Nos bancos privados, há contratação de seguranças particulares, que trabalham armados. Não há portas de segurança de nenhum tipo, o que facilita a entrada nas agências. Há assaltos, principalmente nas unidades mais afastadas, nas cidades menores, e já começam a acontecer ‘saidinhas’, principalmente nos grandes centros, mas o número ainda é baixo.
Com o sistema de segurança privado mais eficiente que o público, os assaltos às agências dos bancos privados – nacionais ou estrangeiros – são menos frequentes.
As metas são altas e o assédio moral que resulta delas preocupa os sindicalistas. O adoecimento dos trabalhadores é semelhante ao nosso, com alta incidência, principalmente, de LER/Dort, mas os transtornos mentais também acontecem. Nos bancos públicos a situação é mais grave, já que, com a escassez de funcionários e o aumento do volume de serviço, a sobrecarga de trabalho é permanente.
Nem tão diferente
Ao contrário do que se imagina, as mulheres são bem aceitas nos bancos indianos. Nos públicos, principalmente, com acesso por provas, não há grandes restrições. Mas, como no Brasil, a ascensão profissional das bancárias é mais lenta. Há mulheres em posição de chefia nas agências, como gerentes, mas em número bem menor que o de homens. E, entre supervisoras, superintendentes e executivas, a presença de mulheres é ainda mais tímida.
Assim como no Brasil, na Índia também há cota para pessoas com deficiência nos bancos, da ordem de 5%. Mas, como aqui, a maioria dos bancos não cumpre a cota.
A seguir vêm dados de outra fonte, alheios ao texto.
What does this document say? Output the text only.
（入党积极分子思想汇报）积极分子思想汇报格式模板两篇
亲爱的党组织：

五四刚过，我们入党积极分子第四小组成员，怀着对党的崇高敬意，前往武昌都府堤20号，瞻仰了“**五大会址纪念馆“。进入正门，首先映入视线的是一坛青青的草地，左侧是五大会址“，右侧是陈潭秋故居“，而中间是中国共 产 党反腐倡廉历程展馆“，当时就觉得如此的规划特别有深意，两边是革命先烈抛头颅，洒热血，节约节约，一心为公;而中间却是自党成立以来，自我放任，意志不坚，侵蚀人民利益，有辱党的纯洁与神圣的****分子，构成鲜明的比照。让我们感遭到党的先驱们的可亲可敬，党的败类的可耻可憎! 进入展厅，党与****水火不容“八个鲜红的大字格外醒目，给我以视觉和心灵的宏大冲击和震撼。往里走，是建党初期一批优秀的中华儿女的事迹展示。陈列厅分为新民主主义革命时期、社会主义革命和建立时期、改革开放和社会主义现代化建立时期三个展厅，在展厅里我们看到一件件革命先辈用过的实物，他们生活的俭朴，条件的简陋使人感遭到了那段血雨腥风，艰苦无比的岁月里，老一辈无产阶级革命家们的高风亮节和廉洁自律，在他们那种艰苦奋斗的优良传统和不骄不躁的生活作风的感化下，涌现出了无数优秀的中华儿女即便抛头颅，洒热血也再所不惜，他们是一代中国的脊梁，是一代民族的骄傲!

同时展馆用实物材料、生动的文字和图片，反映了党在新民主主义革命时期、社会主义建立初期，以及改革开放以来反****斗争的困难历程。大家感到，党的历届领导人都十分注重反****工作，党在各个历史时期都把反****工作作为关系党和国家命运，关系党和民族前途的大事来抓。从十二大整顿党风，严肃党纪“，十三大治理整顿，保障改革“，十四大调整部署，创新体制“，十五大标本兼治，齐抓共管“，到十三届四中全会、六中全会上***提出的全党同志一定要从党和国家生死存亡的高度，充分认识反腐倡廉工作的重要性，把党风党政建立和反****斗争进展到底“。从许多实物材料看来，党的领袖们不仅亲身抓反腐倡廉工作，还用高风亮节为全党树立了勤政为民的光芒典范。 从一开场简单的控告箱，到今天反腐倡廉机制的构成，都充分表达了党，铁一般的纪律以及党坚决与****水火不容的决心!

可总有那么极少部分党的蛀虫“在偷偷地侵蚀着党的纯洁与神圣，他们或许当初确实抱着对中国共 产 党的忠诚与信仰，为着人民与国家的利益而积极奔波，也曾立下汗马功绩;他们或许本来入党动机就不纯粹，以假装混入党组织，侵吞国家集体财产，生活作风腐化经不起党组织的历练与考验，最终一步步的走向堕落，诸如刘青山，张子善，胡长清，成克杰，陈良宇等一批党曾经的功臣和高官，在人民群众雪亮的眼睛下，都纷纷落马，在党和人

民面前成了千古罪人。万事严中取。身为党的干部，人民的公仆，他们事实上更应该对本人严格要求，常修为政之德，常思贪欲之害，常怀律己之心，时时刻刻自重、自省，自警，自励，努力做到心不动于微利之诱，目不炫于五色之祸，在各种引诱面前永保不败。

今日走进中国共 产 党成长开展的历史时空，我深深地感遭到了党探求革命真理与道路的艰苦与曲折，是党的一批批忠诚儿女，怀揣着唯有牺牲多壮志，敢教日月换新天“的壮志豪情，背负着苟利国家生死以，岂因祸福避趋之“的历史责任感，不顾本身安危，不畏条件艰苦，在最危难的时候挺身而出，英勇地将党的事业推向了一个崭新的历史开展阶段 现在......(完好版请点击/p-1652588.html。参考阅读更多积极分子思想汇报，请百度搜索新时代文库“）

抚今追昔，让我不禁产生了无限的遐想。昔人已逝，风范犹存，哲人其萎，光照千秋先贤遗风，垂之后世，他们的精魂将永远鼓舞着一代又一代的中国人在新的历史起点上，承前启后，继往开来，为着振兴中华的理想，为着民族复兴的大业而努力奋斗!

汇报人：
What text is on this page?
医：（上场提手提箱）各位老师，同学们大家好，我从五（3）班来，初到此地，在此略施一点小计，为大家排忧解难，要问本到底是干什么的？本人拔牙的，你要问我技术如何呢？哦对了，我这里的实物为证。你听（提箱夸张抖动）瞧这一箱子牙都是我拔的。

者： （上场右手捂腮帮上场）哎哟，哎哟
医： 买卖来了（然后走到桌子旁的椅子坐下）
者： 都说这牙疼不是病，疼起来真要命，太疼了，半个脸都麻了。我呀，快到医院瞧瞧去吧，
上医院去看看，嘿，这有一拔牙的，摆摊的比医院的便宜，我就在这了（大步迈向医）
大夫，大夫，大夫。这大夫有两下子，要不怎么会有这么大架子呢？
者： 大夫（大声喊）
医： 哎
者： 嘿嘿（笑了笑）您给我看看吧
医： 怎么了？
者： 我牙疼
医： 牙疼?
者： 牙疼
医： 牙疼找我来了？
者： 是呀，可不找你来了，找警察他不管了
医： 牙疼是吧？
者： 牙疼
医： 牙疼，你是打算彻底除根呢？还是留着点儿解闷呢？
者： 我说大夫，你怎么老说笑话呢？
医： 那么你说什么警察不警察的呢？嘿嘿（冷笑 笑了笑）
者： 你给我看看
A sobrecarga de trabalho é grande, principalmente nos bancos públicos, já que há 17 anos não há concursos. Mesmo assim, os bancos tentam reduzir os postos de trabalho através de PDVs. Mas os sindicatos de bancários da Índia estão reivindicando que novos programas de demissão incentivada só aconteçam se forem abertos processos seletivos públicos para ocupar as vagas abertas.
Questão sindical
Dentro dos bancos há mais de uma categoria, sendo os gerentes têm sua própria associação. Não há terceirização dos serviços de segurança, limpeza e copa – os indianos tomam o chai, seu chá tradicional, várias vezes ao dia – e todos são representados pelos sindicatos. São ao todo cinco para não comissionados e quatro associações de gestores.
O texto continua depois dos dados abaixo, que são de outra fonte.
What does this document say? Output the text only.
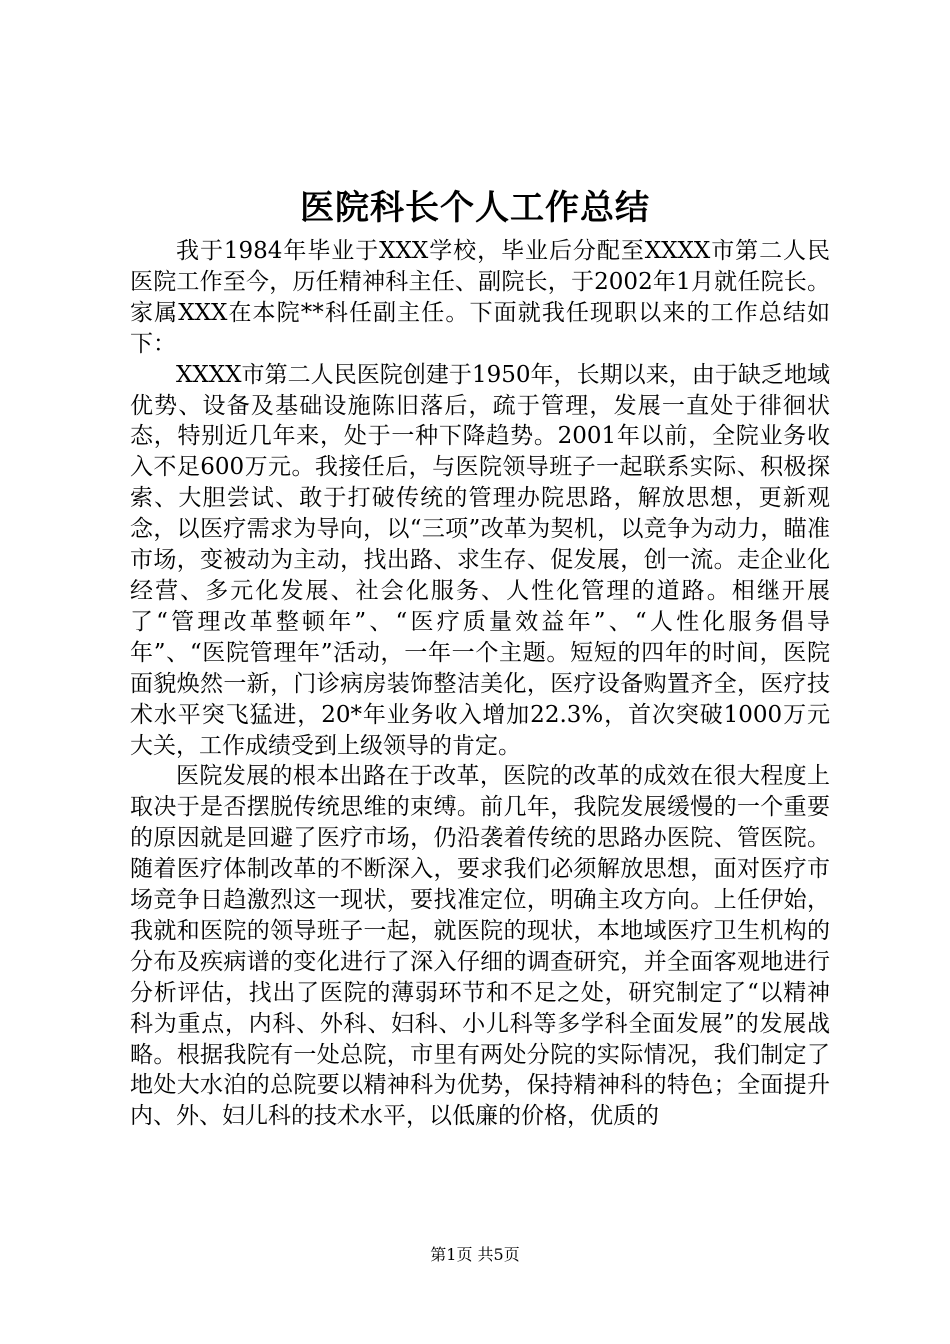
医院科长个人工作总结

我于1984年毕业于XXX学校，毕业后分配至XXXX市第二人民医院工作至今，历任精神科主任、副院长，于2002年1月就任院长。家属XXX在本院**科任副主任。下面就我任现职以来的工作总结如下：

XXXX市第二人民医院创建于1950年，长期以来，由于缺乏地域优势、设备及基础设施陈旧落后，疏于管理，发展一直处于徘徊状态，特别近几年来，处于一种下降趋势。2001年以前，全院业务收入不足600万元。我接任后，与医院领导班子一起联系实际、积极探索、大胆尝试、敢于打破传统的管理办院思路，解放思想，更新观念，以医疗需求为导向，以“三项”改革为契机，以竞争为动力，瞄准市场，变被动为主动，找出路、求生存、促发展，创一流。走企业化经营、多元化发展、社会化服务、人性化管理的道路。相继开展了“管理改革整顿年”、“医疗质量效益年”、“人性化服务倡导年”、“医院管理年”活动，一年一个主题。短短的四年的时间，医院面貌焕然一新，门诊病房装饰整洁美化，医疗设备购置齐全，医疗技术水平突飞猛进，20*年业务收入增加22.3%，首次突破1000万元大关，工作成绩受到上级领导的肯定。

医院发展的根本出路在于改革，医院的改革的成效在很大程度上取决于是否摆脱传统思维的束缚。前几年，我院发展缓慢的一个重要的原因就是回避了医疗市场，仍沿袭着传统的思路办医院、管医院。随着医疗体制改革的不断深入，要求我们必须解放思想，面对医疗市场竞争日趋激烈这一现状，要找准定位，明确主攻方向。上任伊始，我就和医院的领导班子一起，就医院的现状，本地域医疗卫生机构的分布及疾病谱的变化进行了深入仔细的调查研究，并全面客观地进行分析评估，找出了医院的薄弱环节和不足之处，研究制定了“以精神科为重点，内科、外科、妇科、小儿科等多学科全面发展”的发展战略。根据我院有一处总院，市里有两处分院的实际情况，我们制定了地处大水泊的总院要以精神科为优势，保持精神科的特色；全面提升内、外、妇儿科的技术水平，以低廉的价格，优质的

第1页 共5页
A negociação dos bancários de bancos públicos é feita em dois tempos: primeiro, entre os trabalhadores e o empregador, banco a banco, numa instituição nacional chamada IBA – Indian Bank´s Association. Fechado este primeiro acordo, a IBA negocia com o governo indiano. Este acordo geral tem vigência de 5 anos. Mas podem acontecer negociações extras, banco a banco, principalmente nas questões econômicas, e este acordo aditivo precisa do aval da IBA.
Por exemplo, se uma instituição financeira tem lucro excepcional e os sindicatos reivindicam reajuste ou PLR maiores, negociam diretamente com a direção da empresa. o acordo é fechado depois de receber o aval da IBA e o pagamento é feito.
As negociações sobre assedio moral, problemas nos locais de trabalho e outros temas do dia a dia são feitas diretamente entre os sindicatos e os patrões, em sistema semelhante ao das nossas COEs e mesas temáticas.
Entre os bancos indianos, o que tem o mais alto índice de sindicalização é o HDFC Bank, com 7.722 associados, e, entre os multinacionais, é o Citibank, com 678 bancários. Essa imensa desproporção demonstra que os banqueiros estrangeiros desestimulam a organização sindical.
Viji é dirigente da Federação Nacional dos Empregados de Bancos da Índia – INBEF, na sigla original, que é filiado à INTUC, uma das Centrais Sindicais indianas. De acordo com informações do Ministério do Trabalho do país coletadas em 2002, a entidade representa quase quatro milhões de trabalhadores. A INTUC é filiada à Confederação Sindical Internacional – CSI (no original, ITUC – International Trade Union Confederation), à qual a brasileira CUT também é associada.